Remote automated provisioning to a XenServer Hypervisor

I'm currently working on a project where I use Vagrant with Ansible provisioning to create local environments in VirtualBox. I'm currently working with a University and we have a XenServer Hypervisor (free edition). I can't access the hypervisor directly from my location, but I can ssh into a Ubuntu server on the same network and forward ports so I can connect to it with XenCenter:

ssh <remote machine> -L80:<xen-server>:80 -L443:<xen-server>:443 -L5900:<xenserver>:5900 -L59001...etc to 5910

The 59xx ports are because XenCenter puts VNC Consoles on those ports. (I'm actually using putty on Windows because I can't get OpenXenCenter/Linux to connect at all with this type of tunnel). Citrix XenCenter connects fine and I can create a new VM, but I cannot get to the console, either via XenCenter or another VNC client.

If I could get the VNC console to work, I could create a base box and just copy it and re-provision the copies with different ansible playbooks as needed.

But I really don't care about being able to get a console so long as I could auto-provision the individual VMs. It'd be nice if I could point at the hypervisor with a client on another machine and script the creation of VMs with specific IP addresses. Vagrant doesn't support Xen as a provider. I've found some limited Xen support using libvirt, but even that seems to be more geared at Xen installed on a standard distribution like Ubuntu or OpenSUSE and not as the standalone Citrix Hypervisor. There is xen-tools, but that seems to also be geared on xen on a local linux distribution.

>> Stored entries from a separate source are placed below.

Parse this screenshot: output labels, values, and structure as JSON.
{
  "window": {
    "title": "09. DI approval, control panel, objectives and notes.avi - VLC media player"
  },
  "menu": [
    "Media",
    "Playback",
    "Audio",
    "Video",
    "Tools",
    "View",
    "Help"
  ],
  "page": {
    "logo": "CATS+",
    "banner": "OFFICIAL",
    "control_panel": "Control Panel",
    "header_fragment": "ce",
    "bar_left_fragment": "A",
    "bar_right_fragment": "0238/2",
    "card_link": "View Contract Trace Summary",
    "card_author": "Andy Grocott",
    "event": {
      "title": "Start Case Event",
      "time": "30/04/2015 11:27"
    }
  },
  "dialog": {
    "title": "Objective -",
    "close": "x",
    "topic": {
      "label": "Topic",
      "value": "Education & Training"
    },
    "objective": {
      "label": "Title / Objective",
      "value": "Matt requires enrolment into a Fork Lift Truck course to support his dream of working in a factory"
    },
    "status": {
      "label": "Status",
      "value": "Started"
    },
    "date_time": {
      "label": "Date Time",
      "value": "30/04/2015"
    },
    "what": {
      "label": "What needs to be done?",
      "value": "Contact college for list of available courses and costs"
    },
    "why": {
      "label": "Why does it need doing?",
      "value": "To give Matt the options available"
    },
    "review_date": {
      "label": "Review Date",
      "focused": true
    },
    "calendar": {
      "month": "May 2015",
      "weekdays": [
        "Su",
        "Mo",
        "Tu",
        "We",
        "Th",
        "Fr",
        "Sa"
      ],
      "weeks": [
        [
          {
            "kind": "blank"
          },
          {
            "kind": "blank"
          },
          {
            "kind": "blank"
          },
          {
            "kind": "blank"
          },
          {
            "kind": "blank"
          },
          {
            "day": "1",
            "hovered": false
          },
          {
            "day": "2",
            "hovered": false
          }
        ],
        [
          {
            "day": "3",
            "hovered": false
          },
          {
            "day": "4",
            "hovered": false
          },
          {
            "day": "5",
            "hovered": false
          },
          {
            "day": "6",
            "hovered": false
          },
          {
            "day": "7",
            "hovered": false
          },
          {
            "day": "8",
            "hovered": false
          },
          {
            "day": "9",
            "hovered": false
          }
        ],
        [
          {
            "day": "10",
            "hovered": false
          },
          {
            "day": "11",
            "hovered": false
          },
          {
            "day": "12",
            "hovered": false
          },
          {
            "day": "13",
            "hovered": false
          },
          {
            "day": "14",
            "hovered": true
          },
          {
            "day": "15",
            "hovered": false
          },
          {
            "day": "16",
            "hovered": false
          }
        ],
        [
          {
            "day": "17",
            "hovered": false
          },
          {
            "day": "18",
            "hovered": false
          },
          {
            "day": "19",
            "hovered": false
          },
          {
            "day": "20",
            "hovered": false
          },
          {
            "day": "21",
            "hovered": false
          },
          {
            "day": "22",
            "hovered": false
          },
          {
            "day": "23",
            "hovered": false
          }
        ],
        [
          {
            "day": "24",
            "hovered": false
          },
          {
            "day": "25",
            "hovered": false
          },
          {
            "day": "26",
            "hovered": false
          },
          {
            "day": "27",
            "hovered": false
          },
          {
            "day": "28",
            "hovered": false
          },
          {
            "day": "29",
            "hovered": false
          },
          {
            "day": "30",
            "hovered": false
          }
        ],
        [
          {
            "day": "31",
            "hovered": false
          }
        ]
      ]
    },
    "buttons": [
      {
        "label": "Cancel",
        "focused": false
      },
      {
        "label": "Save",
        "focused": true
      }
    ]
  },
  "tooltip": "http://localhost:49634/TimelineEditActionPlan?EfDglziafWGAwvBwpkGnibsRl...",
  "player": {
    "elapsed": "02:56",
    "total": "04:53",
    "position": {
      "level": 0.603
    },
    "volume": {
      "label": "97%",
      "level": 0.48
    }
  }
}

Is there anyway to remotely provision XenServer instances using either Vagrant or some other type of provisioning tool?


For the next guy looking into this:

The solution is to read the XenServer guest installation guide and use a search engine. ;)

First, there's a ansible playbook with nice documentation for setting up VMs in XenServer.

It's not a full vagrant provider and maybe not easy enough for beginners but it covers all the basics.